Tuesday, August 22, 2000

Vandals strike at monuments


Residents of German descent want to protect area's heritage

By Jane Prendergast
The Cincinnati Enquirer

        Vandals who marred local monuments to two Germans have German-Americans calling for city help to protect the area's heritage.

        Somebody scrawled a phone number on a Washington Park statute honoring Friedrich Hecker, who founded the country's first Turner Society, which promoted gymnastics and education. And in Inwood Park, a vandal sprayed orange paint on a monument to Friedrich Ludwig Jahn, considered the father of gymnastics.

        Washington Park is in Over-the-Rhine. Inwood Park is in Mount Auburn.

        The damage was discovered two weeks ago by a PBS television crew working on a documentary about German-American heritage. Guided around the city by Don Heinrich Tolzmann, president of the German-American Citizens League of Greater Cincinnati, they could not film the Jahn monument because of the vandalism.

        That prompted Mr. Tolzmann to ask the park board to clean up the conditions he called deplorable.

MEN BEHIND MONUMENTS
  A closer look at the Germans who inspired the statues, both by Cincinnati sculptor Leopold Fettweis:
  • Friedrich Ludwig Jahn: This German immigrant (1778-1852) is considered the “turnvater,” or father, of gymnastics and playgrounds. In Germany he founded the Turners, a civic organization.
  The white marble portrait bust, inset in a gray granite slab, honoring Jahn stands in Inwood Park, Mount Auburn.
  • Friedrich Hecker: A marble portrait bust of this writer and philosopher (1811-1881) stands in Washington Park, Over-the-Rhine. He came to the United States as a refugee of the failed German revolution in 1848.
  While visiting here, he founded this country's first Turner Society, a social group that promoted gymnastics and education. He earned the rank of brigadier general during the Civil War, when he fought for the Union Army.
        “I would deplore any monument being defaced,” he said. “But in the case of Cincinnati, if it's a German heritage monument, it's just all so much worse.”

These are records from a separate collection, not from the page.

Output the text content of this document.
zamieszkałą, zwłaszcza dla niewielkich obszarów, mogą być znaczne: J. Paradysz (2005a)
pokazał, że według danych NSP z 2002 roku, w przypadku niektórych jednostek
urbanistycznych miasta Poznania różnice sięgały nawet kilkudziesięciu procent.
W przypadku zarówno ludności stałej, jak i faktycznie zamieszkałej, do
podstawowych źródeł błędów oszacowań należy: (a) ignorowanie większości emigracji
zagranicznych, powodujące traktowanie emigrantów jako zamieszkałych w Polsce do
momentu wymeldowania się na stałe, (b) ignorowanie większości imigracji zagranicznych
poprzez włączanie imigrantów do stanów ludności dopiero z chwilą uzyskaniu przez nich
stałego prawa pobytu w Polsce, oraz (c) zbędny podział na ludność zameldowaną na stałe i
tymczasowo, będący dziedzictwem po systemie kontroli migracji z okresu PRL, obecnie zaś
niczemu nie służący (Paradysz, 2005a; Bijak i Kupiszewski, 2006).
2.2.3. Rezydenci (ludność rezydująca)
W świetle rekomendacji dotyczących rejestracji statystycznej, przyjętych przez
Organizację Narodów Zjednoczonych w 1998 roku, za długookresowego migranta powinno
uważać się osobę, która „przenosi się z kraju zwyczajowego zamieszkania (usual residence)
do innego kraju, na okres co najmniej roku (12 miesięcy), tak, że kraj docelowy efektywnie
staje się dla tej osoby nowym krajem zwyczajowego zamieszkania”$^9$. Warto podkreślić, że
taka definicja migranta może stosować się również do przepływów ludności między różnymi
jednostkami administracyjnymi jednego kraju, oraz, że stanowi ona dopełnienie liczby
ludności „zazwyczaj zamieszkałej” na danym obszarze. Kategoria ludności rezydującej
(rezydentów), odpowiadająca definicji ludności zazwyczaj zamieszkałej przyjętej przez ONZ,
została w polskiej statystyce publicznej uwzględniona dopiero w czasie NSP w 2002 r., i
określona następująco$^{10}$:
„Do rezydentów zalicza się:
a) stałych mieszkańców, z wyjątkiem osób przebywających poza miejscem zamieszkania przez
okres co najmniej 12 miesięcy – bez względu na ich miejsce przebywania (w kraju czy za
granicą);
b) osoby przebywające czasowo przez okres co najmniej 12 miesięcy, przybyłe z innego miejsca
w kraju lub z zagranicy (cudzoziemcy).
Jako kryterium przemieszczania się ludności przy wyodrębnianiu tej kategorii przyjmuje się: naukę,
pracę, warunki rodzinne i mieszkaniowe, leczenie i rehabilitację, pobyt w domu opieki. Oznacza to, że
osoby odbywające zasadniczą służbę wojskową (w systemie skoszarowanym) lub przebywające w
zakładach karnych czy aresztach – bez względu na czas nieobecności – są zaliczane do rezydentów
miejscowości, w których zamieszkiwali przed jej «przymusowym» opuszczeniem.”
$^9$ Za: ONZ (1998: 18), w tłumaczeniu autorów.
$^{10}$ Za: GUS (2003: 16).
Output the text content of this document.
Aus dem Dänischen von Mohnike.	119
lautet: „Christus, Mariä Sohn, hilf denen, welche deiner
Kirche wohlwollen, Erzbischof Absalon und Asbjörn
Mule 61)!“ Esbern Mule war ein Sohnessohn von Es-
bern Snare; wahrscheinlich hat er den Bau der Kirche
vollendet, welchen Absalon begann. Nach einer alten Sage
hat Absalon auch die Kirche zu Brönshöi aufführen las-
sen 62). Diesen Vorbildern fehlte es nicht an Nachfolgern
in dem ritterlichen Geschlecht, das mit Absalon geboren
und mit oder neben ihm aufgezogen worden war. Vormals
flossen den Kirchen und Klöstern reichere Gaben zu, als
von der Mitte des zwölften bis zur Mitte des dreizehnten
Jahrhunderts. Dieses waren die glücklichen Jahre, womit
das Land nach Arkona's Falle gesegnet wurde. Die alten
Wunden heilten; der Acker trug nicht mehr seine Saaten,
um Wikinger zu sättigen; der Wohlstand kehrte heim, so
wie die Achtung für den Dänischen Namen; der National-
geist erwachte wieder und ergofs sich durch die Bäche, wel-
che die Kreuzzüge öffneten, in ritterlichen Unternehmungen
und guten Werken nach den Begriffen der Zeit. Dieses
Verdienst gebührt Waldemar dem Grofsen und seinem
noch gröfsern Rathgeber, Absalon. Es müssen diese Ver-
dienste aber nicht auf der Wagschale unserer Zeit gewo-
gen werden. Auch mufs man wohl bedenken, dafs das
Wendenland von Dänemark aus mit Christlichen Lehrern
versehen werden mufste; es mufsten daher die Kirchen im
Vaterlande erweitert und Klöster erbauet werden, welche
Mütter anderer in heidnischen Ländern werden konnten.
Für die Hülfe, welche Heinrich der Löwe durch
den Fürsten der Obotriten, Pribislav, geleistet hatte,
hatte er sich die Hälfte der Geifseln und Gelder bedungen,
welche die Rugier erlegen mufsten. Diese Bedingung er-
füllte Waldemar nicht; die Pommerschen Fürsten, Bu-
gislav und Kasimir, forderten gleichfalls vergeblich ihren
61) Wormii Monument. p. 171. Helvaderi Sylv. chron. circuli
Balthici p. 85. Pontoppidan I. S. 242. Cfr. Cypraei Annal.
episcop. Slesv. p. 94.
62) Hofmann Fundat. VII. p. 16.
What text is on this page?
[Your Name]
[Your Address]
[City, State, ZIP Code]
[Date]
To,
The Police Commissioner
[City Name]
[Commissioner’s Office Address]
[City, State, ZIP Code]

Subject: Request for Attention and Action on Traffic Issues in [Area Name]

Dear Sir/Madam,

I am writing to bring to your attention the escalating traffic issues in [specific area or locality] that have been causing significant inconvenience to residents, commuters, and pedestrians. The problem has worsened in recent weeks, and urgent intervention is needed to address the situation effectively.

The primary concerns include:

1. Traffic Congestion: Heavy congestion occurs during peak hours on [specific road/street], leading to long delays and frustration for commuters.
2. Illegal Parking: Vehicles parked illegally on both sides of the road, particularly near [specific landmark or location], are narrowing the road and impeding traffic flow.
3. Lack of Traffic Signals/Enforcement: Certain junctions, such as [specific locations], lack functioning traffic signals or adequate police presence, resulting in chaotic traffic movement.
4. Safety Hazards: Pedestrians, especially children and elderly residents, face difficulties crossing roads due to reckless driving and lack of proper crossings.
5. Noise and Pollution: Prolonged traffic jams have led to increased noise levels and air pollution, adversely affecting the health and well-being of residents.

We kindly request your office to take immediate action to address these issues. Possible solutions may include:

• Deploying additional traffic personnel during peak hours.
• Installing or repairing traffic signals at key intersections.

        And after the graffiti is gone, he'd like something more to be done — either fencing the monuments to protect them or moving them to a place where they'd be less likely to be defaced.

        Vandalism, unfortunately, happens in virtually all Cincinnati parks, city officials said Monday. But the German League argues that because of the Queen City's rich, deep German heritage, this damage is particularly offensive.

        Larry Annett, assistant to the director of parks, thanked the group for bringing the vandalism to the park board's attention. He sent a superintendent Monday to look at one of the monuments, after which he said workers would start removing the graffiti as soon as possible.

        “We don't like to see these problems either,” he said.

        As for the group's bigger request, Mr. Annett said the board would look into it.

        “It's not a question of if they'll be vandalized again,” Mr. Tolzmann said, “but when. It was time to say something.”